India's challenge is managing immediate disruptions while positioning for long-term gains

- Rhik Kundu & Gireesh Chandra Prasad

Washington's latest tariff salvo could not just exacerbate a trade war, but also disrupt currency markets, capital flows, and corporate strategies worldwide. While India, which saw 27% additional import tariffs being imposed, faces fresh challenges, the shift may also provide it with unexpected opportunities in an evolving global trade landscape, according to industry executives and experts.

The tariffs provide India with greater clarity on sectoral impacts and corporate cash flows. However, Indian businesses must now shift focus from cost competitiveness to innovation, said Sachchidanand Shukla, group chief economist at Larsen & Toubro.

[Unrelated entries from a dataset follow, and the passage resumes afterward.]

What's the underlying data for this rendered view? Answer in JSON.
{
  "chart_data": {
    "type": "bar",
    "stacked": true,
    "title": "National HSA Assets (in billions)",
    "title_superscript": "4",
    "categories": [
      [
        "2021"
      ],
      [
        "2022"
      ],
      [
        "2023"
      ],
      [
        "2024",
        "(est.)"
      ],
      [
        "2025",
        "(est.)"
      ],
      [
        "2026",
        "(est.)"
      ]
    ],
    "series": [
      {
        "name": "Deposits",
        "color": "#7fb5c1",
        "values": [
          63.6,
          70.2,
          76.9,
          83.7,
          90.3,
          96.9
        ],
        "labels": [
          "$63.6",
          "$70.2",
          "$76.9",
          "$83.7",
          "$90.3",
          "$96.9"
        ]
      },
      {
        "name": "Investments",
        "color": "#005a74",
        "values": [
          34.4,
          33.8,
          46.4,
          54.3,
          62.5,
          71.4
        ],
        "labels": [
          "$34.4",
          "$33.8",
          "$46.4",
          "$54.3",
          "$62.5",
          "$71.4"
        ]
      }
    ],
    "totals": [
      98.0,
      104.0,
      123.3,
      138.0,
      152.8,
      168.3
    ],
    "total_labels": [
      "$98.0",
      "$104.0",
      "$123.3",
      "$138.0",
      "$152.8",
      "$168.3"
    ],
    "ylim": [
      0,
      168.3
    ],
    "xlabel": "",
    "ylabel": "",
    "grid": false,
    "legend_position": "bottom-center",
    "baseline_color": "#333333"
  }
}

"The INR (Indian Rupee) could remain under pressure with a global risk-off, but the bigger risk to monitor is any aggressive yuan devaluation—that will be the joker in the pack," Shukla said.

With increased reciprocal tariffs across the board, experts said that imports of commodities into the US would suddenly become costlier, leading to an adverse impact on demand within the US economy. That could, in turn, lead to an economic slowdown, if not a recession, and not just in the US.

"Demand for goods produced in various manufacturing countries would also go down," said D.K. Srivastava, chief policy advisor of EY India. "Taken together, the likelihood of an overall global economic slowdown is strong."

The uncertainty is likely to prompt central banks around the world to increase their gold holdings, which could drive a rally on the precious metal that is seen as a safe-haven asset, explained Ranen Banerjee, partner and leader for economic advisory at PwC India.